“No tienen inteligencia, sensibilidad humana, racionalidad ni simpatía por cosa alguna que no sea una dopamina llamada mando”

En asentamientos indoeuropeos originarios (100 a. de C, Edad de Hierro), la agricultura fue tan imprescindible como la pesca y la ganadería porcina. Con la cosecha de cebada hacían pan, e igual sabían cómo fermentar granos para producir cerveza: entre las populares, una sustancia psicoactiva sin la cual no habría sido posible mantener felices a los hombres. Los romanos, cuyo imperio sería derrotado por grupos etnolingüísticos, tenían sembradíos de uva que usarían para elaborar vino. Pero el alcohol no alcanzó el status alucinante del “poder de mando político-militar”: la única droga (entre las heroicas) no invasiva del ser físico. Se ejerce. Su letalidad se debe a que altera irrefrenablemente nuestros sentidos, transportándonos hacia un mundo en el que los valores morales o éticos no existen.

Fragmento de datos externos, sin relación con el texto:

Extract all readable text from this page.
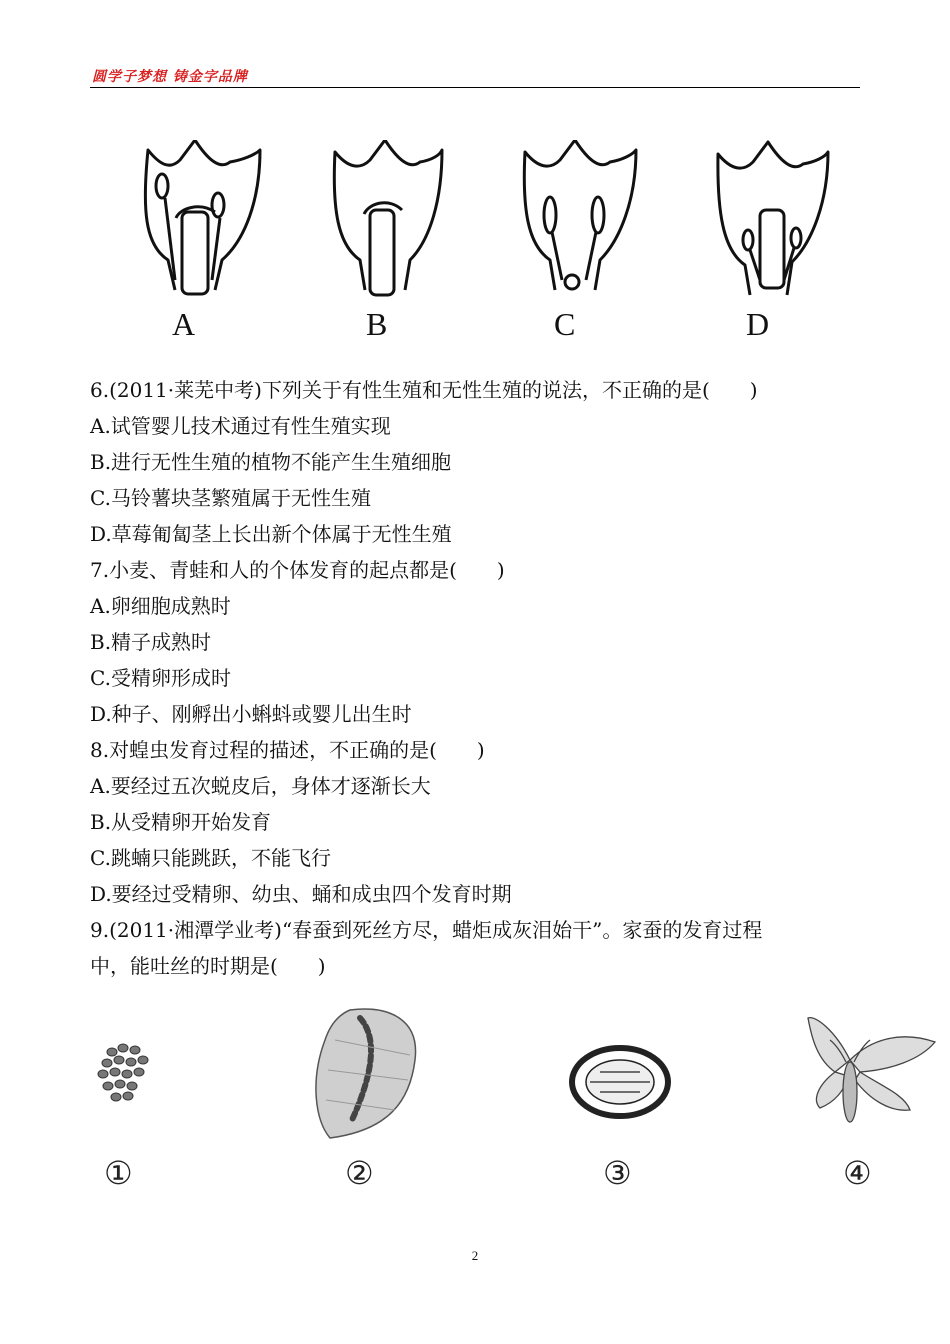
圆学子梦想 铸金字品牌
A	B	C	D
6.(2011·莱芜中考)下列关于有性生殖和无性生殖的说法，不正确的是(　　)
A.试管婴儿技术通过有性生殖实现
B.进行无性生殖的植物不能产生生殖细胞
C.马铃薯块茎繁殖属于无性生殖
D.草莓匍匐茎上长出新个体属于无性生殖
7.小麦、青蛙和人的个体发育的起点都是(　　)
A.卵细胞成熟时
B.精子成熟时
C.受精卵形成时
D.种子、刚孵出小蝌蚪或婴儿出生时
8.对蝗虫发育过程的描述，不正确的是(　　)
A.要经过五次蜕皮后，身体才逐渐长大
B.从受精卵开始发育
C.跳蝻只能跳跃，不能飞行
D.要经过受精卵、幼虫、蛹和成虫四个发育时期
9.(2011·湘潭学业考)“春蚕到死丝方尽，蜡炬成灰泪始干”。家蚕的发育过程
中，能吐丝的时期是(　　)
①	②	③	④
2
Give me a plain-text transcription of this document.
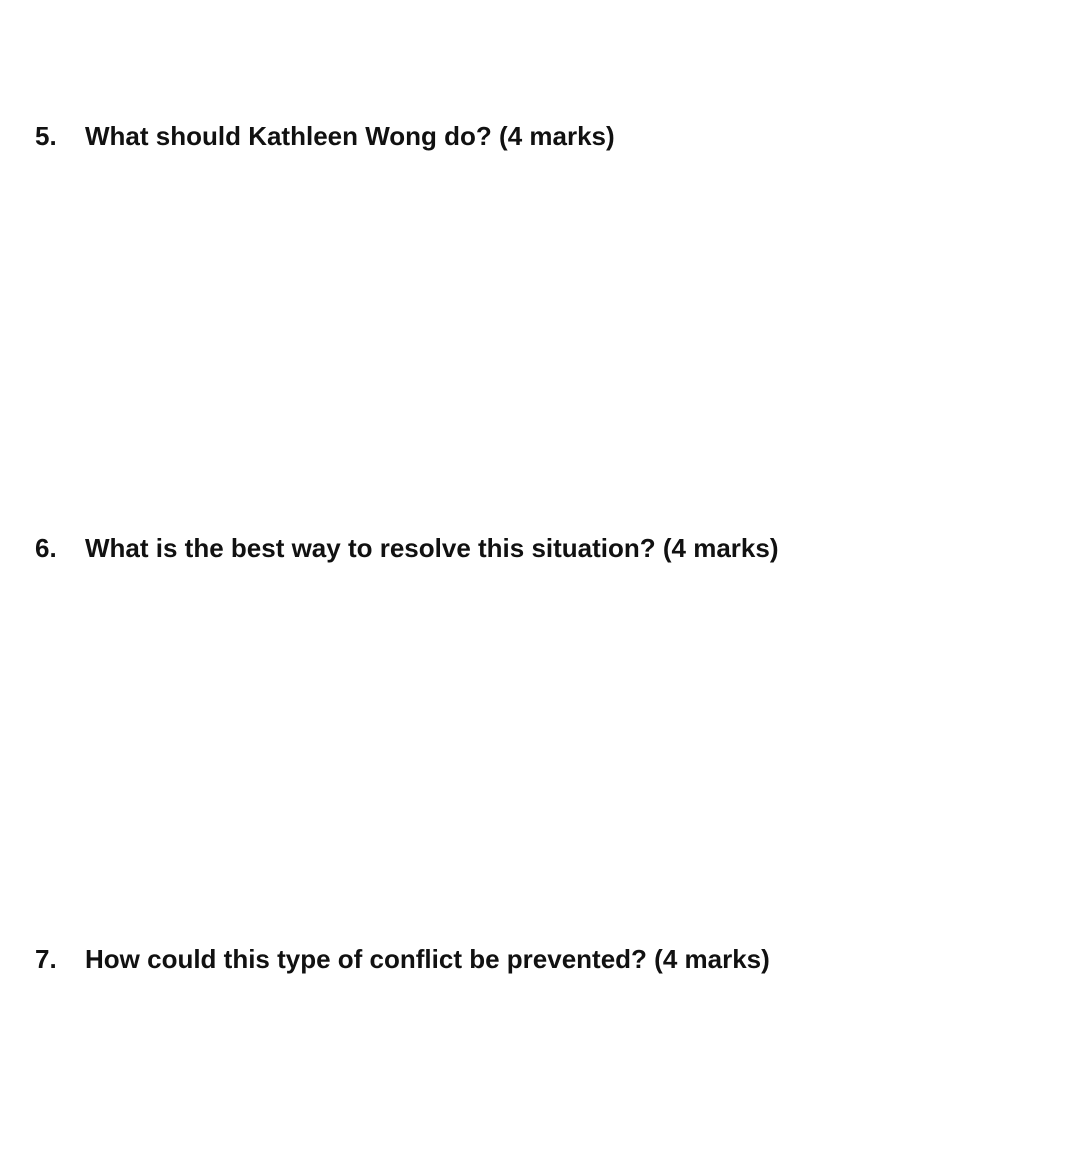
5.	What should Kathleen Wong do? (4 marks)
6.	What is the best way to resolve this situation? (4 marks)
7.	How could this type of conflict be prevented? (4 marks)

En el curso de la posmodernidad, alcohol y poder continúan siendo protagonistas de un suceso fenomenológico que llamamos existencia. Excepto en naciones devastadas como Venezuela, en la que un régimen de vándalos impuso que los alimentos y las bebidas sean inaccesibles para la mayoría de los ciudadanos, todavía se consume heroica para celebrar cualquier suceso (sea o no importante).

Es goce y desahogo, hedonismo. Muchos europeos beben vino o cerveza diariamente, para acompañar comidas o copular. Mirar y escuchar a sociópatas dopados con “poder de mando político-militar” asusta a los seres menos inhumanos: porque pueden –súbita y caprichosamente– ordenar ejecuciones extrajudiciales, secuestros, simulaciones de hechos punibles y encarcelamientos. A un borracho le das café o lo desintoxicas con Vitamina B.

–¡La humanidad será esclava de la “raza aria”! –exclamaba un dopado nazi genocida, poco antes de la Segunda Guerra Mundial que infaustamente propició.

–¡Exprópiese! –gritaba, con “sobredosis de mando”, un venezolano desquiciado, ya afortunadamente “en situación de difunto”.

No me asombra observar zorrillos enanos, obesos y hasta gigantes levantar sus patas izquierdas (en ceremoniales político-castrenses) para jurar que infligirán daño. Aquí padecemos animales que arrogan poder sobre la vida, muerte y bienes públicos o privados. Lo vociferan en tribulaciones multimediáticas. Como ebrio que habla solo en una esquina de barriada, levanta sus brazos y con sus dedos índices señala suyas viviendas o establecimientos comerciales. Luego aprieta sus testículos y danza, porque presume haber fornicado con todas las damas bonitas del país.

La cúpula de la tiranía venezolana ha permanecido tanto tiempo dopada que se decapitará. Su brutalidad y crueldad tendrán curación con su propia hoz y martillo. No es anhelo, solo capnomancia. Puedo oler humo de vindicta, escuchar alaridos de bárbaros y percibir despojos diseminados por toda nuestra malograda República.